It was repulsive and disturbing enough when it was reported in January that U.S. soldiers had urinated on the dead bodies of suspected Taliban members and, more recently, had accidentally burned Korans.

Now, even more reprehensible, a U.S. soldier–and possibly more–went on a rampage, killing 16 people, including nine children and three women, on Sunday in Kandahar, Afghanistan.

The soldier, a staff sergeant, left his base and went from door to door on his killing spree, at some point gathering several bodies and setting them on fire.

President Barack Obama responded immediately to the incident. “I offer my condolences to the families and loved ones of those who lost their lives and to the people of Afghanistan, who have endured too much violence and suffering,” he said in a written statement.

“This incident,” he continued, “is tragic and shocking, and does not represent the exceptional character of our military and the respect that the United States has for the people of Afghanistan.”

Moreover, he said that a full investigation of the incident would begin immediately in order to obtain “the facts as quickly as possible and to hold accountable anyone responsible.”

There is much speculation over what might have triggered such a cold-blooded massacre. It was reported that the soldier was serving his fourth tour of duty in a combat zone and he may have cracked under the pressure.

Many soldiers in Afghanistan and Iraq have shown signs of breaking down, even taking their own lives. According to one report by the British journal Injury Prevention, Army suicides are up 80 percent since the U.S. began its occupation of Iraq.

“From 1977 to 2003,” the report said, “the tally of Army suicides had tended slightly downward and far below civilian rates, but it started to curve upward in 2004.”
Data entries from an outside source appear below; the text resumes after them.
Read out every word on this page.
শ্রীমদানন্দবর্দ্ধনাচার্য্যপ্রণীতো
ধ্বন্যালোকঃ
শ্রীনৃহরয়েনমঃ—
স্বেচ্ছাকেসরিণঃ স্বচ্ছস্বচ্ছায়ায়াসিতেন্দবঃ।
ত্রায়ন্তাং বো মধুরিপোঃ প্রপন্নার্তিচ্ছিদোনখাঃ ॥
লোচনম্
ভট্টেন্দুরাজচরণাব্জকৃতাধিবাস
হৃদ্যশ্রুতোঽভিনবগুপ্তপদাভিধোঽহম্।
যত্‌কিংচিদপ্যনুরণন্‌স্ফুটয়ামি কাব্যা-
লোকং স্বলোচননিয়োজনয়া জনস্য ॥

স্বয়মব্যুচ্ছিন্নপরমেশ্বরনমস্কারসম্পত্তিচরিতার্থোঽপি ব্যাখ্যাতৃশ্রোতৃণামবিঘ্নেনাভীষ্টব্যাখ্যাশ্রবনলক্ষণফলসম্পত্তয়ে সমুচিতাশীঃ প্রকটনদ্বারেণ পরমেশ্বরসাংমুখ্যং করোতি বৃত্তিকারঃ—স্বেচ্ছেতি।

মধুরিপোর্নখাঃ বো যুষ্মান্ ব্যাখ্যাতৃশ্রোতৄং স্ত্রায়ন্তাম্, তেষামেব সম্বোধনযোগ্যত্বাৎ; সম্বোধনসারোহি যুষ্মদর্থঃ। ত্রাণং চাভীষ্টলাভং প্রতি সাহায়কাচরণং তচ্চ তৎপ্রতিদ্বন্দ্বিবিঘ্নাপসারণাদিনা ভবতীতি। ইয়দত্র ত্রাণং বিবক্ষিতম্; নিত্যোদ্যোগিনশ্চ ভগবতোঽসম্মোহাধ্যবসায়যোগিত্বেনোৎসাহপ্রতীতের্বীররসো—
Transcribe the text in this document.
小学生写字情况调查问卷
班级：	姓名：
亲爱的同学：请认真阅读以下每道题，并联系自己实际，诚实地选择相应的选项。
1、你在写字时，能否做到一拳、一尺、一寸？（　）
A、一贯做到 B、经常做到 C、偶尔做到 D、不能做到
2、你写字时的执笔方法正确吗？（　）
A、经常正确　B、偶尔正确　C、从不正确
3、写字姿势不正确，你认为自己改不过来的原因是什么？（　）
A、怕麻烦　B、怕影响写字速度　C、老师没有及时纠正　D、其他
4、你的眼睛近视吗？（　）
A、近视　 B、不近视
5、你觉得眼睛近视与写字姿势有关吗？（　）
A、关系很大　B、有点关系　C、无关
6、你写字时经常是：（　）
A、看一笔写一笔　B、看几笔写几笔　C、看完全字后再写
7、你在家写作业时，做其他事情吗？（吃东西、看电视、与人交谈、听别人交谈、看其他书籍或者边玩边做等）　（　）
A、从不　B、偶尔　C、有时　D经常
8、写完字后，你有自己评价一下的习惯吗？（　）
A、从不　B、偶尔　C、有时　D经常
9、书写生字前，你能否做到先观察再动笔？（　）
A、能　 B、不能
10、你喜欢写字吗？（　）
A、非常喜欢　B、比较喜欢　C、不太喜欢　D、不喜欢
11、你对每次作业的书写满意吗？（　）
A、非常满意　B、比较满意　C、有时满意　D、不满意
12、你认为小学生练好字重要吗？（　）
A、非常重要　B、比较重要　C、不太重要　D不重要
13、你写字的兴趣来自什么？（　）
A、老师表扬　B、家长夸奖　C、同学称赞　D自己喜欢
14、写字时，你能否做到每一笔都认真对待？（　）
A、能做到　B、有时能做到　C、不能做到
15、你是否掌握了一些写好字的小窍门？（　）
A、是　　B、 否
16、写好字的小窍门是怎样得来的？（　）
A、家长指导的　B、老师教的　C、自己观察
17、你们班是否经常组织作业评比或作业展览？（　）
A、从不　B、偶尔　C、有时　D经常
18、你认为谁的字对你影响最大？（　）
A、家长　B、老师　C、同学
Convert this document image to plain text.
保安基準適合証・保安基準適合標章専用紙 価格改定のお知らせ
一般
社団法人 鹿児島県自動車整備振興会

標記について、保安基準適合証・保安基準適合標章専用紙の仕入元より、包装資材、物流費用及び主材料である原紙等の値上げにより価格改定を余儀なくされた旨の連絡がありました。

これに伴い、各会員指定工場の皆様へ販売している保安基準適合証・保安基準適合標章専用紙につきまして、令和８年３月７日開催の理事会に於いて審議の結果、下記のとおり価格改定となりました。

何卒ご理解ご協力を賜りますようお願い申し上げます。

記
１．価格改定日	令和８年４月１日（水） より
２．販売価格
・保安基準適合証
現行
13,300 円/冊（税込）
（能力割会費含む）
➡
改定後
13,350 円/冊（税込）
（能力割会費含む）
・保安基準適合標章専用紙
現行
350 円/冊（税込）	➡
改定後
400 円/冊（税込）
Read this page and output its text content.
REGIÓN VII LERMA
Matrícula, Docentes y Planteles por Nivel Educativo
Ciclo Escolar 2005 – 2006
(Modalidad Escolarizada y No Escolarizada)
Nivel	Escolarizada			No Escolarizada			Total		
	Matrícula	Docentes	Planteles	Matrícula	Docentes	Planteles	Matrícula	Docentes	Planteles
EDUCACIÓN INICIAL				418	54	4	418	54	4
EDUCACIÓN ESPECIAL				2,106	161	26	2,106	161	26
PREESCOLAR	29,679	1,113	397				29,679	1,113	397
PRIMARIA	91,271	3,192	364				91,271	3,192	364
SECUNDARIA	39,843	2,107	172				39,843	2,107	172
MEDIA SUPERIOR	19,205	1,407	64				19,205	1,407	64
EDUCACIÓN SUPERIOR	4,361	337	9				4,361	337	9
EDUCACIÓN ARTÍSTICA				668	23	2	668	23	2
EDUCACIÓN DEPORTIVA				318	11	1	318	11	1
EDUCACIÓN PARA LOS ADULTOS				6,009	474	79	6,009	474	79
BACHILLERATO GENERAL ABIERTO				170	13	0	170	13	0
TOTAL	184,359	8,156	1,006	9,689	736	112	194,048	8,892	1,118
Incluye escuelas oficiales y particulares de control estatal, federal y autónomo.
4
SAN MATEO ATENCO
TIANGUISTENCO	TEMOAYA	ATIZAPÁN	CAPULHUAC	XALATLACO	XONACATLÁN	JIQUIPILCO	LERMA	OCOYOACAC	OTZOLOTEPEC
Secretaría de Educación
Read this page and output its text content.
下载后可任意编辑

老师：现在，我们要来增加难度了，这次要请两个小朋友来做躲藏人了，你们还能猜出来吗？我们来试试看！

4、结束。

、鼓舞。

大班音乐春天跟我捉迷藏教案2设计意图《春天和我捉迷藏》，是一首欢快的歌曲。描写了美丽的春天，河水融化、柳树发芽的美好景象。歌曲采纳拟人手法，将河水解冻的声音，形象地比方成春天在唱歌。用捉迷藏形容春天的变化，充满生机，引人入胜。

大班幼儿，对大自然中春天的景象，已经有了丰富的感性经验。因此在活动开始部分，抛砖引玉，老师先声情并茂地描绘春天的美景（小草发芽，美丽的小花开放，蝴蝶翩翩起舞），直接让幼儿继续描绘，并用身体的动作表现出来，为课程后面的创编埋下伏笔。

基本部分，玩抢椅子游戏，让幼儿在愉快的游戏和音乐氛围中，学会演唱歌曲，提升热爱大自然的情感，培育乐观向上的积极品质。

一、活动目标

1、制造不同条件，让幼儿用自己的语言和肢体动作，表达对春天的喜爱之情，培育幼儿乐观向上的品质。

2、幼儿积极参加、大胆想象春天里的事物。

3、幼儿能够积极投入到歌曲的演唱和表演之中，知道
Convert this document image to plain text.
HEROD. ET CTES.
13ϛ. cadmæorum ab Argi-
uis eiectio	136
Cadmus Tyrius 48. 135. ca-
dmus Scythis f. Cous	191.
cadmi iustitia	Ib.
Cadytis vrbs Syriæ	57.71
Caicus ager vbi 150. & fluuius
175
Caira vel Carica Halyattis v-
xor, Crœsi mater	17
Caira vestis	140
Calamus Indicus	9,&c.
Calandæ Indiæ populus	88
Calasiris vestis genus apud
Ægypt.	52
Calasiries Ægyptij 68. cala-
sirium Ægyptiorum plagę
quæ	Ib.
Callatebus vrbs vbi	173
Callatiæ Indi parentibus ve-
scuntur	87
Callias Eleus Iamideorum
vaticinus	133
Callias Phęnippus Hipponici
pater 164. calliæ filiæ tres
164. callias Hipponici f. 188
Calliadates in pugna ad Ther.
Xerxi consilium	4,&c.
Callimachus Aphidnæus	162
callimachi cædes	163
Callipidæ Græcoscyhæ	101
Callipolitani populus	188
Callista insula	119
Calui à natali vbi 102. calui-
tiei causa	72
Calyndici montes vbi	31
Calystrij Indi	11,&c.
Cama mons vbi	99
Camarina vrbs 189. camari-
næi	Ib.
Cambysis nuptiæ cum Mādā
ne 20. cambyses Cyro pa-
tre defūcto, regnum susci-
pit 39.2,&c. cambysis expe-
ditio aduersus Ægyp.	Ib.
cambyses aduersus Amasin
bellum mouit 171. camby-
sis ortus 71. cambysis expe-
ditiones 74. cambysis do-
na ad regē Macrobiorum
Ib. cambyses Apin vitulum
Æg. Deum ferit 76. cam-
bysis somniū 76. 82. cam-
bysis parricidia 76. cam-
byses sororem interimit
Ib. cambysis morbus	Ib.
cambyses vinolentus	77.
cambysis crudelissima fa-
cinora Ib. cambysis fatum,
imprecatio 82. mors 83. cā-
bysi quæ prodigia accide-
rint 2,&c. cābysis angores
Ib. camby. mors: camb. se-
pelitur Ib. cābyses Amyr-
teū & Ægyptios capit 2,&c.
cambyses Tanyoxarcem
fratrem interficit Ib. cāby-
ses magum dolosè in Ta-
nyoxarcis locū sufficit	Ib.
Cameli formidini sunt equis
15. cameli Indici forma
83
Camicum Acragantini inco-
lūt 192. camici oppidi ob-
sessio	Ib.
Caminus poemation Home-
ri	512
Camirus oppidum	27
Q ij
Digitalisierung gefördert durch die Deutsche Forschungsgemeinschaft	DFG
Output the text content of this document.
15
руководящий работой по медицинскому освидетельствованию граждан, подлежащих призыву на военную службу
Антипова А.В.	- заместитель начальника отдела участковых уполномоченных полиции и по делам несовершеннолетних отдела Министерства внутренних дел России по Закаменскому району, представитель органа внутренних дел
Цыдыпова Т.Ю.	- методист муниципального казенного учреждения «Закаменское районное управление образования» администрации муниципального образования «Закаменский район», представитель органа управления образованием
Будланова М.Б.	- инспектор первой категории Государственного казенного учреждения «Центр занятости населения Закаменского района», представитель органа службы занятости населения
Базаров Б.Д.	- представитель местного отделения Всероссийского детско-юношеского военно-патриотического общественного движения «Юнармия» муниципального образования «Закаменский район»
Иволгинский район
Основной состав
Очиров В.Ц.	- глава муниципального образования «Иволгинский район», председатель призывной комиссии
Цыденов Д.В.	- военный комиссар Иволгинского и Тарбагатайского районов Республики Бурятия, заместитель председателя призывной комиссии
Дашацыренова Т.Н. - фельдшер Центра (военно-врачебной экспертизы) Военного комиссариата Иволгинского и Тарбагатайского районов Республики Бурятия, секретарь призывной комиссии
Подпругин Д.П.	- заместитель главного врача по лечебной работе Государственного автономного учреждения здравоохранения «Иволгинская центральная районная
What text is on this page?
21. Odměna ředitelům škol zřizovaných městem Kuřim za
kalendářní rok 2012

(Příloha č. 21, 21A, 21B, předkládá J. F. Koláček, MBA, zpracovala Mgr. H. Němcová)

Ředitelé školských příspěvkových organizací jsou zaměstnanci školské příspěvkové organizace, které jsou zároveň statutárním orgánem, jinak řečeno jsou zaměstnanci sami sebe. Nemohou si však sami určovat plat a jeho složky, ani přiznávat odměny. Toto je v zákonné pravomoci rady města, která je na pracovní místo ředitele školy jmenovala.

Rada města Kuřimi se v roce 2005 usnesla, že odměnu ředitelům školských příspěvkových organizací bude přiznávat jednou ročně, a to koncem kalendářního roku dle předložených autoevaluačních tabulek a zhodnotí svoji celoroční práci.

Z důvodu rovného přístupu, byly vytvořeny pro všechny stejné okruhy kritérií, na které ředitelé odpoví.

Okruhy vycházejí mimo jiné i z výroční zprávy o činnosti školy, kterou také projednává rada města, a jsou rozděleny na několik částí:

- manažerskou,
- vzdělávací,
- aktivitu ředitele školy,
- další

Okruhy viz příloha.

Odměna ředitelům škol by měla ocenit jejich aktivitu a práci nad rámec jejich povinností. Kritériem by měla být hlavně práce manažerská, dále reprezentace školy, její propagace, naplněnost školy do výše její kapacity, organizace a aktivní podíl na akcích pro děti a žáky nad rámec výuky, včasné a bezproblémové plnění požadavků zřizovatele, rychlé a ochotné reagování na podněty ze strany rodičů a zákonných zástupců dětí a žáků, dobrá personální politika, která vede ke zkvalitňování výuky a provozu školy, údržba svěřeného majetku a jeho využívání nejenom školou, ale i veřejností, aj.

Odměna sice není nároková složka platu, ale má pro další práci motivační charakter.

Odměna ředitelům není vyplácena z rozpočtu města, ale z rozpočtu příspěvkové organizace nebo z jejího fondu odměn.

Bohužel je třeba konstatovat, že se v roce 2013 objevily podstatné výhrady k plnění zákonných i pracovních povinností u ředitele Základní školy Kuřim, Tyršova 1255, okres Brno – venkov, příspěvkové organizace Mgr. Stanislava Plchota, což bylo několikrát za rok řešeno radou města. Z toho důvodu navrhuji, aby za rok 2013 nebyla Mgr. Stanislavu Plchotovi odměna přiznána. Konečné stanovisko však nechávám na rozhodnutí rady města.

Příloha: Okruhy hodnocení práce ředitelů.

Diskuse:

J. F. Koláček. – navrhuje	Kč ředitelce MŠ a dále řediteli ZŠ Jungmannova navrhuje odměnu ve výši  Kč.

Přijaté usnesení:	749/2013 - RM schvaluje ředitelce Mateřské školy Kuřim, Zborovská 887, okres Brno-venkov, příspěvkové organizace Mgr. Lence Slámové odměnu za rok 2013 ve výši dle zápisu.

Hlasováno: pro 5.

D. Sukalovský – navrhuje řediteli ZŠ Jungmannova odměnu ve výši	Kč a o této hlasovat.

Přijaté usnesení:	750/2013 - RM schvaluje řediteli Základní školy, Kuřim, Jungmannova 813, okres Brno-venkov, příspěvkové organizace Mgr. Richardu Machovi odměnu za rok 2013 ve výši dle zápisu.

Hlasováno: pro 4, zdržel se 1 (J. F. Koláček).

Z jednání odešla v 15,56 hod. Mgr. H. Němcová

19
Though the president has called for an investigation, it remains to be seen the extent to which the soldier will be punished. Only one of the nine soldiers charged in the massacre of 24 Iraqi men, women and children in Haditha in 2005 was convicted. That soldier, Staff Sgt. Frank Wuterich, who was charged with leading the slaughter, was convicted of “dereliction of duty” and demoted to private without serving time in jail.

In effect, there is nothing new about atrocities committed by U.S. soldiers, which goes all the way back to the Revolutionary War and certainly includes Vietnam and the incident at My Lai.

Reporter and author Jon Lee Anderson, in a recent issue of the New Yorker, put those soldiers’ misdeeds in historical perspective.

“Such incidents are not unfamiliar to Americans–or should not be,” Anderson wrote. “They happened in Iraq, too. There were the Abu Ghraib ignominies and the Haditha massacre, and there were a thousand lesser, sometimes unreported incidents in which soldiers humiliated, abused or killed Iraqi civilians for reasons that had less to do with the Iraqis’ possible hostile intentions and more to do with the Americans’ fears and hatreds.”

Meanwhile, Afghanistan President Hamid Karzai said the “assassination…cannot be forgiven.”